Casa Grande’s Jesus Ramos has his hand raised in victory after knocking out Rickey Edwards in the third round of a junior welterweight fight Sept. 21, 2019, at Rabobank Arena in Bakersfield, Calif. Ramos (13-0, 12 KOs) will fight Naim Nelson (14-4, 1 KO) on Saturday at Shrine Auditorium in Los Angeles.

LOS ANGELES — A string of impressive knockouts is paving the way to stardom for Casa Grande boxer Jesus Ramos.

The 19-year-old will put his undefeated record on the line Saturday in a 144-pound fight against Naim Nelson (14-4, 1 KO) at Shrine Auditorium in Los Angeles. The fight will be televised on Fox starting at 5 p.m. Arizona time.

Ramos (13-0, 12 KOs) has displayed prodigious punching power in his short professional career. Twelve of his 13 pro fights have ended with him knocking out his opponent, including his last fight against Esteban Garcia on Sept. 6 at Microsoft Theater in Los Angeles.

After stalking the then-undefeated Garcia in the first round and most of the second, Ramos unleashed a barrage of punches with no response from Garcia late in the second round. The referee stepped in to stop the fight, giving a TKO win to Ramos.

Ramos, speaking to PinalCentral for an episode of the Retro Rewind podcast, said he did not know he would be a power puncher until he climbed into the ring for his first professional fights at age 17.

“My dad (and trainer Jesus Ramos Sr.) would always tell me that I hit hard,” he said Friday from his training camp in Colorado Springs, Colorado. “But I never believed him. I was like, he’s my father, he’s my coach, he has to tell me that, you know?”

Then he started his professional career with eight fights in Mexico, since boxers can’t turn pro in the United States until age 18. All eight of those bouts ended with Ramos knocking out his opponent in quick fashion.

“I never believed it until I was knocking people out,” he said. “And they were going out cold. I started having a little more faith in it. Not necessarily relying on my power, but just having faith in it. Having faith that I can hurt somebody ... Realizing that I have that power and what I can do with it and use it to my benefit has helped my career a lot.”

The knockouts continued to pile up after Ramos turned 18 and started fighting in the U.S. He’s only faced one man in the ring who he did not knock out.

It was his first fight on TV and his first fight in Las Vegas, against Kevin Shacks on June 23, 2019, at the Mandalay Bay. It was a four-round fight, and while Ramos won every round en route to a unanimous decision victory, he did not stop Shacks.

That set the stage for Ramos’ next fight three months later against Rickey Edwards in Bakersfield, California.
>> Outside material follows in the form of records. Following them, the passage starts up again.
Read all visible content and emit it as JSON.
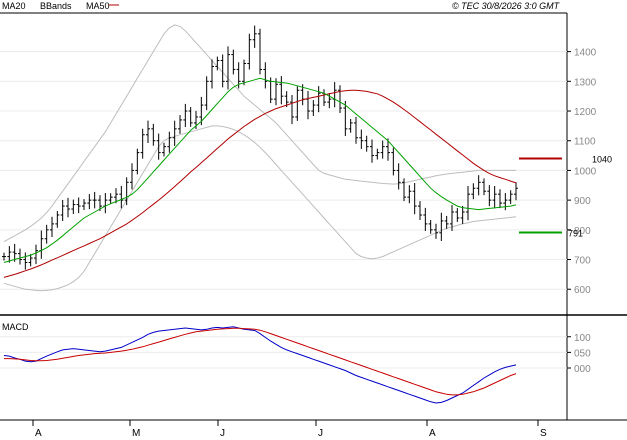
{
  "legend": [
    {
      "label": "MA20",
      "color": "#00a000"
    },
    {
      "label": "BBands",
      "color": "#b4b4b4"
    },
    {
      "label": "MA50",
      "color": "#b00000"
    }
  ],
  "copyright": "© TEC 30/8/2026 3:0 GMT",
  "macd_label": "MACD",
  "chart_data": [
    {
      "type": "ohlc",
      "title": "",
      "ylim": [
        520,
        1530
      ],
      "y_ticks": [
        "600",
        "700",
        "800",
        "900",
        "1000",
        "1100",
        "1200",
        "1300",
        "1400"
      ],
      "x_ticks": [
        "A",
        "M",
        "J",
        "J",
        "A",
        "S"
      ],
      "close_series": [
        710,
        725,
        720,
        700,
        690,
        705,
        730,
        770,
        800,
        820,
        850,
        880,
        870,
        885,
        880,
        890,
        900,
        900,
        880,
        900,
        910,
        920,
        900,
        960,
        1000,
        1060,
        1120,
        1140,
        1100,
        1060,
        1080,
        1110,
        1140,
        1170,
        1200,
        1160,
        1180,
        1220,
        1300,
        1350,
        1370,
        1300,
        1390,
        1340,
        1300,
        1360,
        1440,
        1460,
        1340,
        1300,
        1240,
        1290,
        1250,
        1230,
        1180,
        1270,
        1240,
        1200,
        1220,
        1260,
        1230,
        1240,
        1270,
        1210,
        1140,
        1160,
        1110,
        1100,
        1080,
        1050,
        1060,
        1080,
        1060,
        1000,
        960,
        910,
        930,
        880,
        850,
        820,
        800,
        790,
        830,
        820,
        860,
        840,
        860,
        920,
        940,
        960,
        930,
        900,
        920,
        890,
        900,
        920,
        940
      ],
      "ma20": [
        690,
        695,
        700,
        705,
        710,
        715,
        722,
        730,
        740,
        752,
        765,
        780,
        795,
        810,
        825,
        840,
        850,
        860,
        870,
        880,
        888,
        895,
        902,
        910,
        920,
        935,
        955,
        975,
        995,
        1015,
        1035,
        1055,
        1075,
        1095,
        1115,
        1135,
        1150,
        1165,
        1185,
        1205,
        1225,
        1245,
        1265,
        1280,
        1290,
        1295,
        1300,
        1305,
        1310,
        1305,
        1300,
        1298,
        1296,
        1294,
        1290,
        1285,
        1280,
        1275,
        1270,
        1265,
        1260,
        1250,
        1240,
        1230,
        1220,
        1205,
        1190,
        1175,
        1160,
        1145,
        1130,
        1115,
        1100,
        1080,
        1060,
        1040,
        1020,
        1000,
        980,
        960,
        940,
        925,
        912,
        900,
        890,
        880,
        875,
        872,
        870,
        868,
        870,
        872,
        874,
        876,
        878,
        880,
        884
      ],
      "ma50": [
        640,
        645,
        650,
        656,
        662,
        668,
        675,
        682,
        690,
        698,
        706,
        714,
        722,
        730,
        738,
        746,
        754,
        762,
        770,
        780,
        790,
        800,
        810,
        820,
        832,
        845,
        858,
        872,
        886,
        900,
        915,
        930,
        946,
        962,
        978,
        995,
        1010,
        1026,
        1042,
        1058,
        1074,
        1090,
        1106,
        1120,
        1134,
        1148,
        1160,
        1172,
        1182,
        1192,
        1200,
        1208,
        1214,
        1220,
        1226,
        1232,
        1238,
        1242,
        1246,
        1250,
        1254,
        1258,
        1262,
        1266,
        1268,
        1270,
        1270,
        1268,
        1266,
        1262,
        1258,
        1250,
        1240,
        1230,
        1218,
        1205,
        1192,
        1178,
        1164,
        1150,
        1136,
        1122,
        1108,
        1094,
        1080,
        1066,
        1052,
        1038,
        1024,
        1012,
        1000,
        990,
        982,
        976,
        970,
        964,
        958
      ],
      "bb_upper": [
        760,
        770,
        780,
        790,
        800,
        812,
        825,
        840,
        858,
        880,
        905,
        930,
        955,
        980,
        1005,
        1030,
        1055,
        1080,
        1105,
        1130,
        1160,
        1190,
        1220,
        1250,
        1280,
        1310,
        1340,
        1370,
        1400,
        1430,
        1460,
        1480,
        1490,
        1485,
        1470,
        1450,
        1430,
        1410,
        1390,
        1370,
        1350,
        1330,
        1310,
        1290,
        1270,
        1250,
        1235,
        1220,
        1205,
        1190,
        1175,
        1160,
        1140,
        1120,
        1100,
        1080,
        1060,
        1040,
        1020,
        1000,
        990,
        985,
        980,
        975,
        970,
        968,
        966,
        964,
        962,
        960,
        958,
        956,
        955,
        954,
        955,
        958,
        962,
        966,
        970,
        974,
        978,
        982,
        985,
        988,
        990,
        992,
        994,
        996,
        998,
        1000,
        1000,
        1000,
        1000,
        1000,
        1000,
        1000,
        1000
      ],
      "bb_lower": [
        620,
        615,
        610,
        605,
        600,
        598,
        596,
        595,
        596,
        598,
        602,
        608,
        615,
        625,
        640,
        660,
        690,
        720,
        750,
        780,
        810,
        840,
        870,
        900,
        930,
        960,
        990,
        1020,
        1050,
        1080,
        1100,
        1110,
        1115,
        1120,
        1125,
        1130,
        1135,
        1140,
        1145,
        1150,
        1150,
        1148,
        1144,
        1138,
        1130,
        1120,
        1108,
        1094,
        1078,
        1060,
        1040,
        1020,
        1000,
        980,
        960,
        940,
        920,
        900,
        880,
        860,
        840,
        820,
        800,
        780,
        760,
        740,
        720,
        710,
        705,
        702,
        705,
        710,
        718,
        726,
        734,
        742,
        750,
        758,
        766,
        774,
        782,
        790,
        798,
        805,
        810,
        815,
        820,
        824,
        828,
        830,
        832,
        834,
        836,
        838,
        840,
        842,
        844
      ],
      "annotations": [
        {
          "label": "1040",
          "value": 1040,
          "color": "#b00000"
        },
        {
          "label": "791",
          "value": 791,
          "color": "#00a000"
        }
      ]
    },
    {
      "type": "line",
      "title": "MACD",
      "ylim": [
        -160,
        160
      ],
      "y_ticks": [
        "000",
        "050",
        "100"
      ],
      "series": [
        {
          "color": "#0000c8",
          "values": [
            40,
            38,
            32,
            28,
            22,
            20,
            22,
            30,
            38,
            45,
            52,
            58,
            60,
            62,
            60,
            58,
            56,
            54,
            52,
            54,
            58,
            62,
            66,
            74,
            82,
            90,
            98,
            108,
            114,
            118,
            120,
            122,
            124,
            126,
            128,
            126,
            124,
            122,
            124,
            128,
            130,
            128,
            130,
            132,
            128,
            124,
            122,
            120,
            110,
            98,
            86,
            76,
            66,
            58,
            52,
            46,
            40,
            34,
            28,
            22,
            16,
            10,
            4,
            -2,
            -8,
            -16,
            -24,
            -30,
            -36,
            -42,
            -48,
            -54,
            -60,
            -66,
            -72,
            -78,
            -84,
            -90,
            -96,
            -102,
            -108,
            -112,
            -110,
            -104,
            -96,
            -88,
            -80,
            -68,
            -56,
            -44,
            -32,
            -22,
            -12,
            -4,
            2,
            6,
            10
          ]
        },
        {
          "color": "#c80000",
          "values": [
            30,
            30,
            29,
            28,
            26,
            24,
            23,
            23,
            24,
            26,
            28,
            31,
            34,
            37,
            40,
            42,
            44,
            46,
            47,
            48,
            50,
            52,
            54,
            57,
            60,
            64,
            68,
            73,
            78,
            83,
            88,
            93,
            98,
            103,
            108,
            112,
            116,
            118,
            120,
            122,
            124,
            125,
            126,
            127,
            127,
            126,
            125,
            124,
            121,
            116,
            110,
            104,
            98,
            92,
            86,
            80,
            74,
            68,
            62,
            56,
            50,
            44,
            38,
            32,
            26,
            20,
            14,
            8,
            2,
            -4,
            -10,
            -16,
            -22,
            -28,
            -34,
            -40,
            -46,
            -52,
            -58,
            -64,
            -70,
            -76,
            -80,
            -84,
            -86,
            -86,
            -84,
            -80,
            -76,
            -70,
            -64,
            -56,
            -48,
            -40,
            -32,
            -24,
            -18
          ]
        }
      ]
    }
  ]
}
It was another national TV fight, and Ramos was ready to provide fireworks.

“Kevin Shacks was the only fight that went the distance ... and I was mad,” Ramos said, adding he started to doubt if he was the power puncher everyone said he was. “I had it in the back of my mind, and I trained hard for the Rickey Edwards fight ... I wanted that knockout.”

Edwards had never been knocked out or stopped, entering the fight with a 12-3 record. But Ramos got exactly what he wanted, and then some.

In the third round, he hit Edwards with a hellacious overhand left to the temple. Edwards crumpled to the canvas in what ringside announcers declared a prime candidate for Knockout of the Year.

“I threw everything into that punch,” Ramos said. “All that anger I had from June (against Shacks), it bursted out with that left hand.”

Ramos went on to win his next fight with a sixth-round stoppage of Ramal Amanov in February before dispatching Garcia in short order to improve to 13-0.

Fans love knockouts, and Ramos is giving the fans what they want to see.

He has another chance to show what he’s capable of Saturday.